Alioth did a little aerial dance, then landed on the boy’s shoulder.
“I think it is best just to enjoy the moment. Everything else is somewhere within it.”
“Why?”
“Enough ‘whys’! You’ll understand soon enough. You’re already doing it. Life came before words, and that’s the trouble with words. Look at the flowers and breathe the air. Enjoy the feelings they give you.”
Young Donnerjack laughed again, and suddenly he sprang to his feet and ran through the field. Alioth followed. The ground was damp on his feet, and overhead grey clouds butted one another.
“Go home now,” said Alioth. “Soon it will rain.”
“Rain?”
“Water from the sky. You may not be able to get wet but there’s lots of energy tossed about in storms, and that’s a strange bracelet you wear. Go home now. I’ll see you again.”
“Bye-bye, Alioth.”
Dack followed discretely, pondering. The butterfly certainly seemed to mean the boy no harm—but like the strange cyberdog it made him uneasy, seeming to represent great heaps of the unknown.
Seated on a bench on the sunshiny campus of AVU, Lydia Hazzard discussed course selections for next fall with her best friend, Gwen. Out on the rolling green lawn, a couple of muscular frat boys tossed a Frisbee back and forth.
“I’m never going to be able to juggle all courses I want to take with those I need for my major,” Gwen said despairingly.

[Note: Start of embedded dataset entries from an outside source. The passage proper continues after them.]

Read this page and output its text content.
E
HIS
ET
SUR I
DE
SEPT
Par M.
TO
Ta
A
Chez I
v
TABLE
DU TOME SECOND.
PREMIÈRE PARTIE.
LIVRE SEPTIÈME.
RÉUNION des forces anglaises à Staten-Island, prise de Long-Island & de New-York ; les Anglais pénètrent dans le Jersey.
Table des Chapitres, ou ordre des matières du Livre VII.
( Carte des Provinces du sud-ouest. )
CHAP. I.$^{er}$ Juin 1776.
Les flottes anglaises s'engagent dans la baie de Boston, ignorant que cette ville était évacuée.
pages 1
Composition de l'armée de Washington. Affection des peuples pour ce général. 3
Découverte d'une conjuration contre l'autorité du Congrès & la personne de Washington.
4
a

“Try my schedule,” Lydia said. “Whoever designed the premed curriculum was a sadist. They don’t want us to learn what we need to be med students; they just want us to quit.”
“I hear med school is worse.”
“Yeah.”
“Why don’t you dump the premed and just go for bio or chem or something, Lydia? I mean, your folks are loaded. After you were so— sick—a couple of years ago they’ll give you anything you want. But you’ve been working like crazy—catching up what you missed, taking care of Alice, I mean, what’s it worth?”
“It? Worth?”
“Life. I mean, you don’t need the money, you’ve got a really cute kid, why not take it a bit easier?”
“But I want to be a doctor, Gwen. My parents can’t hand me a medical degree.”